Fallback routing needs to be real, not theoretical. I have seen teams build a fallback that technically works but has never been tested in production. When a model goes dark, your on-call engineer should not be the one figuring out whether the fallback actually handles edge cases. It should already be battle-tested.
Open-source contingency is not about cost savings. It is about sovereignty. Models like Llama 3 and Mistral exist, they run on infrastructure you control, and no export control order issued in Washington can disable them at midnight. You do not have to run entirely on open-source. But you should be able to, for your most critical flows, within hours if you need to.
None of this is exotic engineering. Teams have been building multi-provider redundancy for payments, for cloud infrastructure, for messaging. The same logic applies here. The question is whether you treat AI as infrastructure or as a feature. If it is infrastructure, you architect for failure. If it is a feature, you build until it breaks.

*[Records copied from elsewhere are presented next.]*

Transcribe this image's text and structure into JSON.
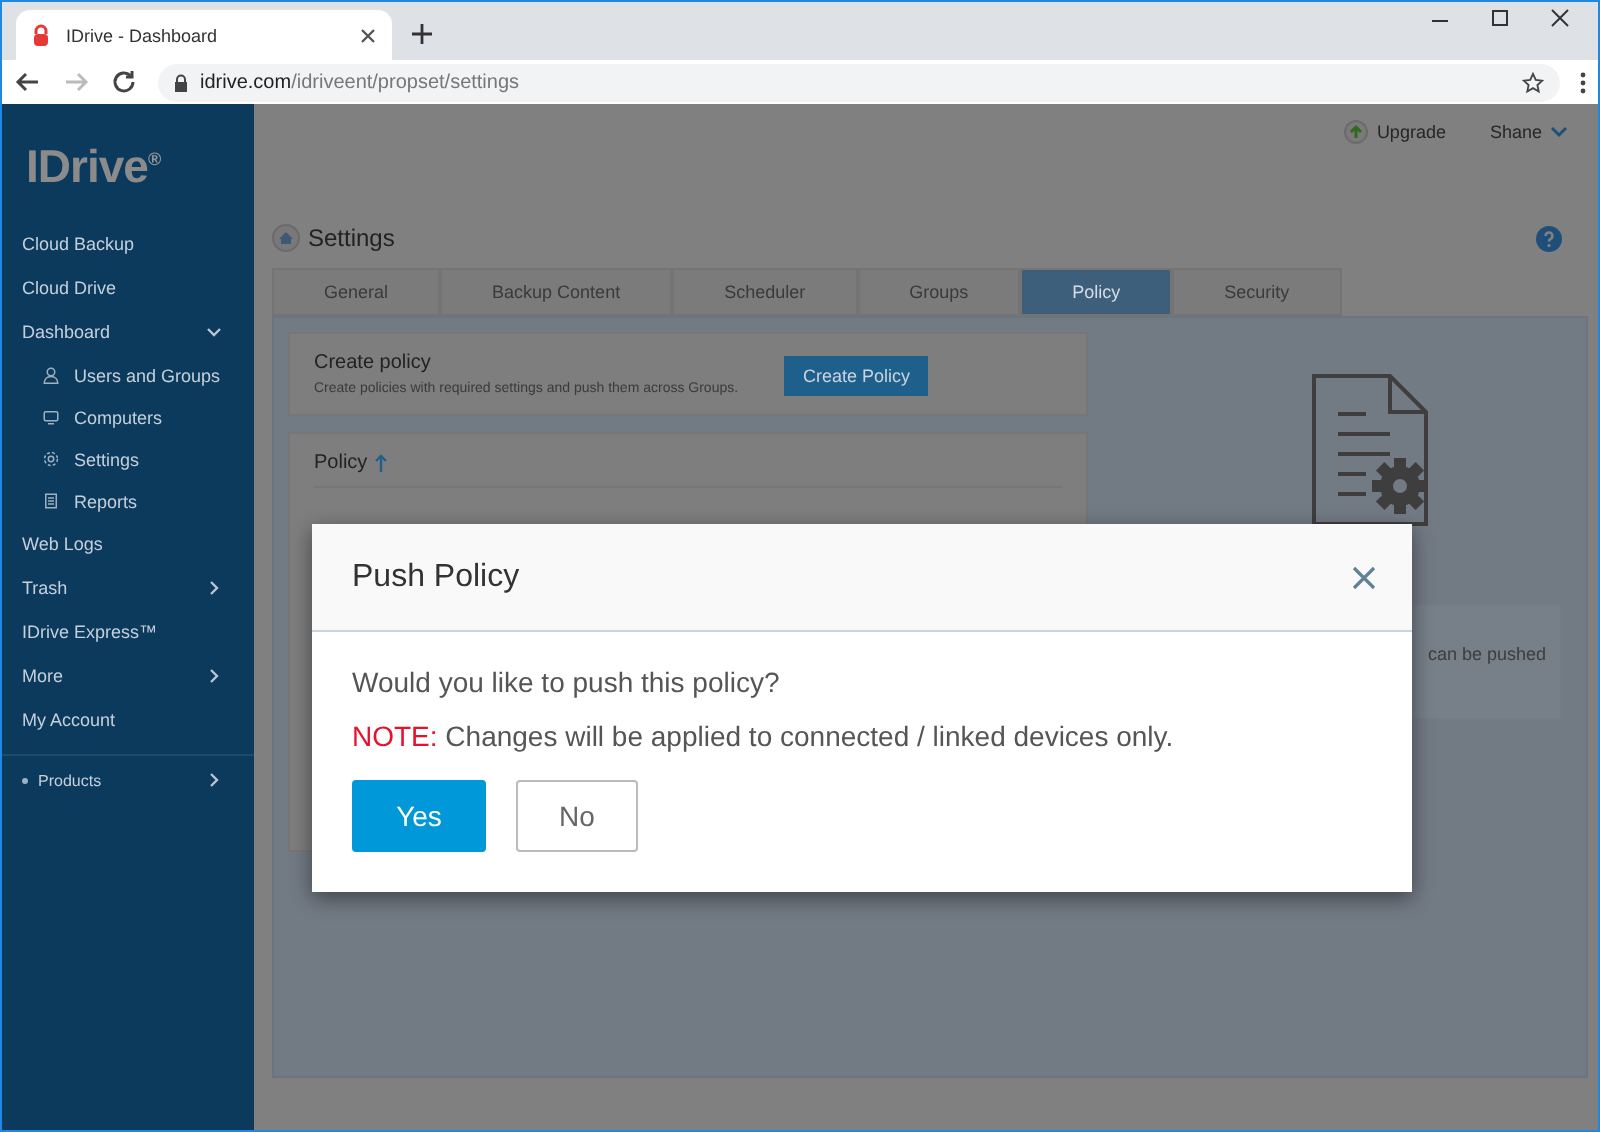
{
  "browser": {
    "tab_title": "IDrive - Dashboard",
    "url_domain": "idrive.com",
    "url_path": "/idriveent/propset/settings"
  },
  "sidebar": {
    "logo": "IDrive$^{®}$",
    "items": [
      {
        "label": "Cloud Backup",
        "kind": "link"
      },
      {
        "label": "Cloud Drive",
        "kind": "link"
      },
      {
        "label": "Dashboard",
        "kind": "group",
        "expanded": true,
        "children": [
          {
            "label": "Users and Groups"
          },
          {
            "label": "Computers"
          },
          {
            "label": "Settings"
          },
          {
            "label": "Reports"
          }
        ]
      },
      {
        "label": "Web Logs",
        "kind": "link"
      },
      {
        "label": "Trash",
        "kind": "group",
        "expanded": false
      },
      {
        "label": "IDrive Express™",
        "kind": "link"
      },
      {
        "label": "More",
        "kind": "group",
        "expanded": false
      },
      {
        "label": "My Account",
        "kind": "link"
      },
      {
        "label": "Products",
        "kind": "section",
        "expanded": false
      }
    ]
  },
  "header": {
    "upgrade": "Upgrade",
    "user": "Shane"
  },
  "page": {
    "title": "Settings",
    "tabs": [
      {
        "label": "General",
        "selected": false
      },
      {
        "label": "Backup Content",
        "selected": false
      },
      {
        "label": "Scheduler",
        "selected": false
      },
      {
        "label": "Groups",
        "selected": false
      },
      {
        "label": "Policy",
        "selected": true
      },
      {
        "label": "Security",
        "selected": false
      }
    ],
    "create_card": {
      "title": "Create policy",
      "description": "Create policies with required settings and push them across Groups.",
      "button": "Create Policy"
    },
    "policy_card": {
      "title": "Policy"
    },
    "side_text": "can be pushed"
  },
  "dialog": {
    "title": "Push Policy",
    "question": "Would you like to push this policy?",
    "note_label": "NOTE:",
    "note_text": "Changes will be applied to connected / linked devices only.",
    "buttons": [
      {
        "label": "Yes",
        "kind": "primary"
      },
      {
        "label": "No",
        "kind": "secondary"
      }
    ]
  }
}
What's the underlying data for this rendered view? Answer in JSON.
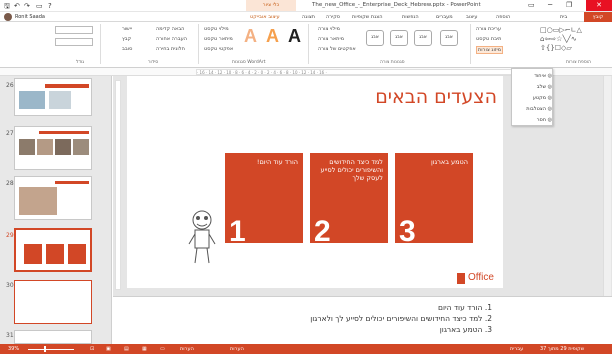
{
  "window": {
    "title": "The_new_Office_-_Enterprise_Deck_Hebrew.pptx - PowerPoint",
    "context_tab_group": "כלי ציור",
    "user": "Ronit Saada"
  },
  "tabs": [
    "קובץ",
    "בית",
    "הוספה",
    "עיצוב",
    "מעברים",
    "הנפשות",
    "הצגת שקופיות",
    "סקירה",
    "תצוגה",
    "עיצוב אובייקט"
  ],
  "ribbon": {
    "shape_fill": "מילוי צורה",
    "shape_outline": "מיתאר צורה",
    "shape_effects": "אפקטים של צורה",
    "text_fill": "מילוי טקסט",
    "text_outline": "מיתאר טקסט",
    "text_effects": "אפקטי טקסט",
    "bring_forward": "הבאה קדימה",
    "send_backward": "העברה אחורה",
    "selection_pane": "חלונית בחירה",
    "align": "יישור",
    "group": "קבץ",
    "rotate": "סובב",
    "style_sample": "אבג",
    "edit_shape": "עריכת צורה",
    "text_box": "תיבת טקסט",
    "merge_shapes": "מיזוג צורות",
    "group_labels": {
      "insert_shapes": "הוספת צורות",
      "shape_styles": "סגנונות צורה",
      "wordart_styles": "סגנונות WordArt",
      "arrange": "סידור",
      "size": "גודל"
    }
  },
  "merge_menu": [
    "איחוד",
    "שלב",
    "מקטע",
    "הצטלבות",
    "חסר"
  ],
  "thumbnails": [
    {
      "num": "26"
    },
    {
      "num": "27"
    },
    {
      "num": "28"
    },
    {
      "num": "29"
    },
    {
      "num": "30",
      "label": "Office"
    },
    {
      "num": "31"
    }
  ],
  "slide": {
    "title": "הצעדים הבאים",
    "boxes": [
      {
        "text": "הורד עוד היום!",
        "num": "1"
      },
      {
        "text": "למד כיצד החידושים והשיפורים יכולים לסייע לעסק שלך",
        "num": "2"
      },
      {
        "text": "הטמע בארגון",
        "num": "3"
      }
    ],
    "logo_text": "Office"
  },
  "notes": [
    "1. הורד עוד היום",
    "2. למד כיצד החידושים והשיפורים יכולים לסייע לך ולארגון",
    "3. הטמע בארגון"
  ],
  "status": {
    "slide_info": "שקופית 29 מתוך 37",
    "language": "עברית",
    "notes": "הערות",
    "comments": "הערות",
    "zoom": "39%"
  },
  "colors": {
    "accent": "#d24726"
  }
}
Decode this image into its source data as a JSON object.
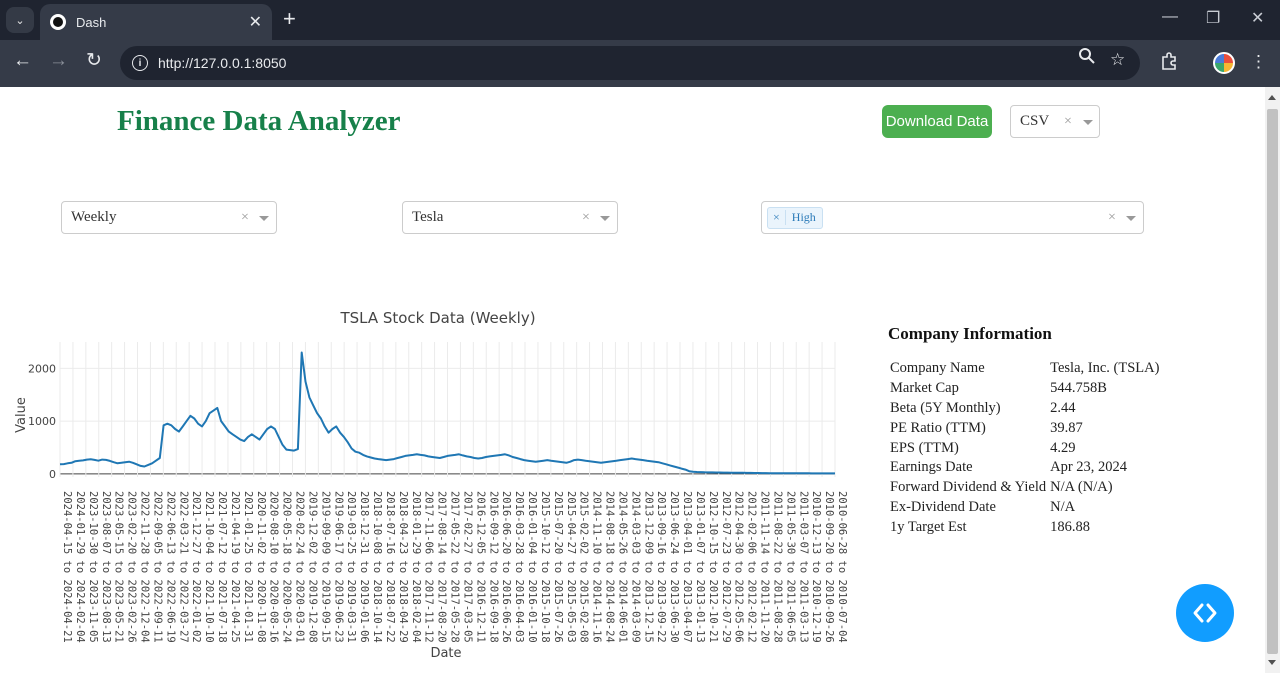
{
  "browser": {
    "tab_title": "Dash",
    "url": "http://127.0.0.1:8050",
    "new_tab_label": "+",
    "tab_close_label": "✕",
    "menu_chevron": "⌄"
  },
  "header": {
    "title": "Finance Data Analyzer",
    "download_label": "Download Data",
    "format_selected": "CSV"
  },
  "controls": {
    "interval_selected": "Weekly",
    "company_selected": "Tesla",
    "metrics_selected": [
      "High"
    ]
  },
  "chart_data": {
    "type": "line",
    "title": "TSLA Stock Data (Weekly)",
    "xlabel": "Date",
    "ylabel": "Value",
    "ylim": [
      -60,
      2500
    ],
    "yticks": [
      0,
      1000,
      2000
    ],
    "grid": true,
    "x_order": "newest-first",
    "series": [
      {
        "name": "High",
        "color": "#1f77b4",
        "x_range": [
          "2024-04-15",
          "2010-06-28"
        ],
        "values": [
          180,
          185,
          200,
          210,
          240,
          250,
          255,
          270,
          275,
          265,
          250,
          270,
          265,
          245,
          220,
          200,
          210,
          220,
          230,
          210,
          180,
          150,
          140,
          170,
          200,
          250,
          300,
          920,
          950,
          920,
          850,
          800,
          900,
          1000,
          1100,
          1050,
          950,
          900,
          1000,
          1150,
          1200,
          1250,
          1000,
          900,
          800,
          750,
          700,
          650,
          620,
          700,
          750,
          700,
          650,
          750,
          850,
          900,
          850,
          700,
          550,
          460,
          450,
          440,
          470,
          2300,
          1750,
          1450,
          1300,
          1150,
          1050,
          900,
          780,
          850,
          900,
          780,
          700,
          600,
          480,
          420,
          400,
          360,
          330,
          310,
          290,
          280,
          270,
          260,
          270,
          280,
          300,
          320,
          340,
          350,
          360,
          370,
          360,
          350,
          330,
          320,
          310,
          300,
          320,
          340,
          350,
          360,
          370,
          350,
          330,
          320,
          300,
          290,
          300,
          320,
          330,
          340,
          350,
          360,
          370,
          350,
          320,
          300,
          280,
          260,
          250,
          240,
          230,
          240,
          250,
          260,
          250,
          240,
          230,
          220,
          210,
          230,
          260,
          270,
          260,
          250,
          240,
          230,
          220,
          210,
          220,
          230,
          240,
          250,
          260,
          270,
          280,
          290,
          280,
          270,
          260,
          250,
          240,
          230,
          220,
          200,
          180,
          160,
          140,
          120,
          100,
          80,
          50,
          40,
          35,
          32,
          30,
          28,
          27,
          26,
          25,
          24,
          23,
          22,
          21,
          20,
          19,
          18,
          17,
          16,
          15,
          14,
          14,
          13,
          13,
          12,
          12,
          11,
          11,
          11,
          10,
          10,
          10,
          10,
          9,
          9,
          9,
          9,
          8,
          8,
          8
        ]
      }
    ],
    "x_tick_labels": [
      "2024-04-15 to 2024-04-21",
      "2024-01-29 to 2024-02-04",
      "2023-10-30 to 2023-11-05",
      "2023-08-07 to 2023-08-13",
      "2023-05-15 to 2023-05-21",
      "2023-02-20 to 2023-02-26",
      "2022-11-28 to 2022-12-04",
      "2022-09-05 to 2022-09-11",
      "2022-06-13 to 2022-06-19",
      "2022-03-21 to 2022-03-27",
      "2021-12-27 to 2022-01-02",
      "2021-10-04 to 2021-10-10",
      "2021-07-12 to 2021-07-18",
      "2021-04-19 to 2021-04-25",
      "2021-01-25 to 2021-01-31",
      "2020-11-02 to 2020-11-08",
      "2020-08-10 to 2020-08-16",
      "2020-05-18 to 2020-05-24",
      "2020-02-24 to 2020-03-01",
      "2019-12-02 to 2019-12-08",
      "2019-09-09 to 2019-09-15",
      "2019-06-17 to 2019-06-23",
      "2019-03-25 to 2019-03-31",
      "2018-12-31 to 2019-01-06",
      "2018-10-08 to 2018-10-14",
      "2018-07-16 to 2018-07-22",
      "2018-04-23 to 2018-04-29",
      "2018-01-29 to 2018-02-04",
      "2017-11-06 to 2017-11-12",
      "2017-08-14 to 2017-08-20",
      "2017-05-22 to 2017-05-28",
      "2017-02-27 to 2017-03-05",
      "2016-12-05 to 2016-12-11",
      "2016-09-12 to 2016-09-18",
      "2016-06-20 to 2016-06-26",
      "2016-03-28 to 2016-04-03",
      "2016-01-04 to 2016-01-10",
      "2015-10-12 to 2015-10-18",
      "2015-07-20 to 2015-07-26",
      "2015-04-27 to 2015-05-03",
      "2015-02-02 to 2015-02-08",
      "2014-11-10 to 2014-11-16",
      "2014-08-18 to 2014-08-24",
      "2014-05-26 to 2014-06-01",
      "2014-03-03 to 2014-03-09",
      "2013-12-09 to 2013-12-15",
      "2013-09-16 to 2013-09-22",
      "2013-06-24 to 2013-06-30",
      "2013-04-01 to 2013-04-07",
      "2013-01-07 to 2013-01-13",
      "2012-10-15 to 2012-10-21",
      "2012-07-23 to 2012-07-29",
      "2012-04-30 to 2012-05-06",
      "2012-02-06 to 2012-02-12",
      "2011-11-14 to 2011-11-20",
      "2011-08-22 to 2011-08-28",
      "2011-05-30 to 2011-06-05",
      "2011-03-07 to 2011-03-13",
      "2010-12-13 to 2010-12-19",
      "2010-09-20 to 2010-09-26",
      "2010-06-28 to 2010-07-04"
    ]
  },
  "company_info": {
    "title": "Company Information",
    "rows": [
      {
        "label": "Company Name",
        "value": "Tesla, Inc. (TSLA)"
      },
      {
        "label": "Market Cap",
        "value": "544.758B"
      },
      {
        "label": "Beta (5Y Monthly)",
        "value": "2.44"
      },
      {
        "label": "PE Ratio (TTM)",
        "value": "39.87"
      },
      {
        "label": "EPS (TTM)",
        "value": "4.29"
      },
      {
        "label": "Earnings Date",
        "value": "Apr 23, 2024"
      },
      {
        "label": "Forward Dividend & Yield",
        "value": "N/A (N/A)"
      },
      {
        "label": "Ex-Dividend Date",
        "value": "N/A"
      },
      {
        "label": "1y Target Est",
        "value": "186.88"
      }
    ]
  },
  "icons": {
    "fab": "code-icon",
    "accent": "#119dff",
    "title_color": "#17804a",
    "download_color": "#4caf50"
  }
}
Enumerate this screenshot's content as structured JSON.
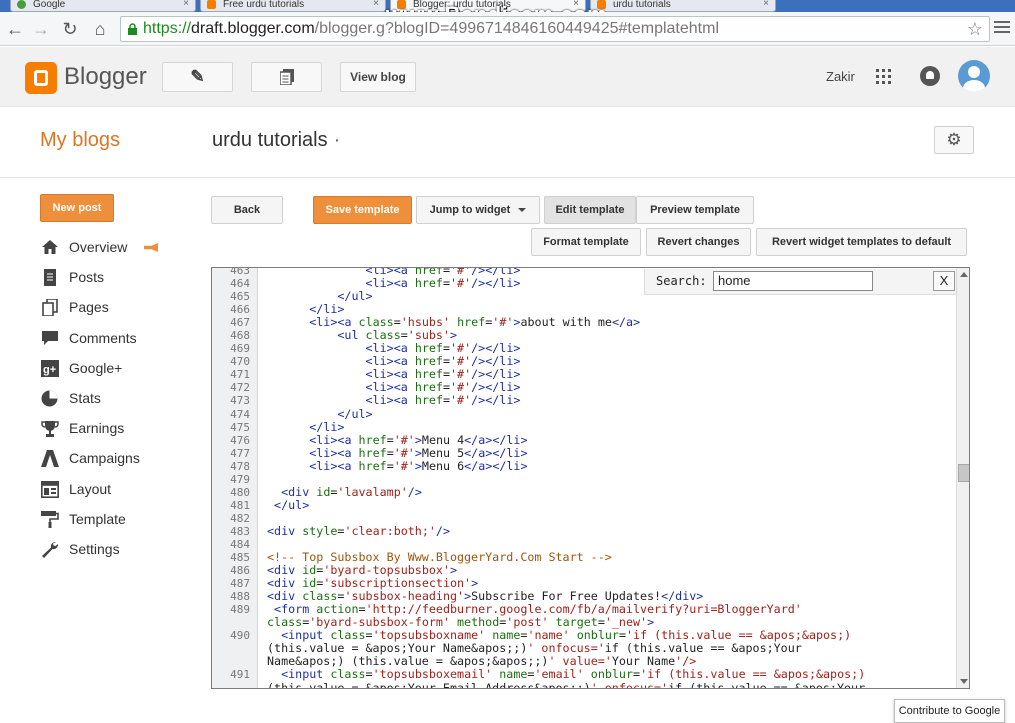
{
  "browser": {
    "tabs": [
      {
        "label": "Google"
      },
      {
        "label": "Free urdu tutorials"
      },
      {
        "label": "Blogger: urdu tutorials"
      },
      {
        "label": "urdu tutorials"
      }
    ],
    "watermark": "www.Bandicam.com",
    "url": {
      "scheme": "https://",
      "host": "draft.blogger.com",
      "path": "/blogger.g?blogID=4996714846160449425#templatehtml"
    }
  },
  "header": {
    "app_name": "Blogger",
    "view_blog": "View blog",
    "user_name": "Zakir"
  },
  "subheader": {
    "my_blogs": "My blogs",
    "blog_title": "urdu tutorials",
    "title_dot": "·"
  },
  "sidebar": {
    "new_post": "New post",
    "items": [
      {
        "label": "Overview",
        "icon": "home-icon"
      },
      {
        "label": "Posts",
        "icon": "posts-icon"
      },
      {
        "label": "Pages",
        "icon": "pages-icon"
      },
      {
        "label": "Comments",
        "icon": "comments-icon"
      },
      {
        "label": "Google+",
        "icon": "google-plus-icon"
      },
      {
        "label": "Stats",
        "icon": "stats-icon"
      },
      {
        "label": "Earnings",
        "icon": "earnings-icon"
      },
      {
        "label": "Campaigns",
        "icon": "campaigns-icon"
      },
      {
        "label": "Layout",
        "icon": "layout-icon"
      },
      {
        "label": "Template",
        "icon": "template-icon"
      },
      {
        "label": "Settings",
        "icon": "settings-icon"
      }
    ]
  },
  "editor_toolbar": {
    "back": "Back",
    "save": "Save template",
    "jump": "Jump to widget",
    "edit": "Edit template",
    "preview": "Preview template",
    "format": "Format template",
    "revert": "Revert changes",
    "revert_widgets": "Revert widget templates to default"
  },
  "search": {
    "label": "Search:",
    "value": "home",
    "close": "X"
  },
  "code_lines": [
    {
      "n": "463",
      "code": "              <li><a href='#'/></li>"
    },
    {
      "n": "464",
      "code": "              <li><a href='#'/></li>"
    },
    {
      "n": "465",
      "code": "          </ul>"
    },
    {
      "n": "466",
      "code": "      </li>"
    },
    {
      "n": "467",
      "code": "      <li><a class='hsubs' href='#'>about with me</a>"
    },
    {
      "n": "468",
      "code": "          <ul class='subs'>"
    },
    {
      "n": "469",
      "code": "              <li><a href='#'/></li>"
    },
    {
      "n": "470",
      "code": "              <li><a href='#'/></li>"
    },
    {
      "n": "471",
      "code": "              <li><a href='#'/></li>"
    },
    {
      "n": "472",
      "code": "              <li><a href='#'/></li>"
    },
    {
      "n": "473",
      "code": "              <li><a href='#'/></li>"
    },
    {
      "n": "474",
      "code": "          </ul>"
    },
    {
      "n": "475",
      "code": "      </li>"
    },
    {
      "n": "476",
      "code": "      <li><a href='#'>Menu 4</a></li>"
    },
    {
      "n": "477",
      "code": "      <li><a href='#'>Menu 5</a></li>"
    },
    {
      "n": "478",
      "code": "      <li><a href='#'>Menu 6</a></li>"
    },
    {
      "n": "479",
      "code": ""
    },
    {
      "n": "480",
      "code": "  <div id='lavalamp'/>"
    },
    {
      "n": "481",
      "code": " </ul>"
    },
    {
      "n": "482",
      "code": ""
    },
    {
      "n": "483",
      "code": "<div style='clear:both;'/>"
    },
    {
      "n": "484",
      "code": ""
    },
    {
      "n": "485",
      "code": "<!-- Top Subsbox By Www.BloggerYard.Com Start -->"
    },
    {
      "n": "486",
      "code": "<div id='byard-topsubsbox'>"
    },
    {
      "n": "487",
      "code": "<div id='subscriptionsection'>"
    },
    {
      "n": "488",
      "code": "<div class='subsbox-heading'>Subscribe For Free Updates!</div>"
    },
    {
      "n": "489",
      "code": " <form action='http://feedburner.google.com/fb/a/mailverify?uri=BloggerYard'\nclass='byard-subsbox-form' method='post' target='_new'>"
    },
    {
      "n": "490",
      "code": "  <input class='topsubsboxname' name='name' onblur='if (this.value == &apos;&apos;)\n(this.value = &apos;Your Name&apos;;)' onfocus='if (this.value == &apos;Your\nName&apos;) (this.value = &apos;&apos;;)' value='Your Name'/>"
    },
    {
      "n": "491",
      "code": "  <input class='topsubsboxemail' name='email' onblur='if (this.value == &apos;&apos;)\n(this.value = &apos;Your Email Address&apos;;)' onfocus='if (this.value == &apos;Your"
    }
  ],
  "translate_button": "Contribute to Google"
}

The Founders Who Will Be Fine
The founders who come out of this period well are not the ones with the best prompts or the most sophisticated model fine-tuning. They are the ones who treated the AI layer as inherently unreliable from the start.
They have a model router. They have tested fallbacks. They have identified the three or four flows where model availability is existential, and they have open-source options ready for exactly those flows. They have not over-indexed on model-specific capabilities that would disappear if they had to switch providers.
That discipline costs something upfront. It slows the first sprint. It feels like over-engineering when the API is responding fine and the model is improving every month. It is exactly the kind of thing founders deprioritize when they are moving fast.
But June 13 happened. And it will happen again, in some form, because the regulatory and geopolitical environment around AI is not stabilizing. It is getting more complicated. Export controls, usage litigation, pricing disputes, government pressure on labs to do things the labs do not want to do. This is the environment. Build for it.
Build for Fragility, Not Features
If you are a founder with AI at the core of your product, here is what I want you to take away from this.
Stop optimizing purely for capability. The model will get more capable whether you focus on it or not. Start optimizing for resilience. Your architecture should be able to absorb a sudden model disappearance without a production incident that takes down your product.
Ask yourself today: if the model I depend on became unavailable at midnight tonight, what would break, how long would it take to recover, and do I have a tested path to something else? If you cannot answer that with confidence, you have a fragility problem, not a feature problem.
The founders who ask that question now, and build the answer into their architecture, are the ones who will still be running when the next government order drops.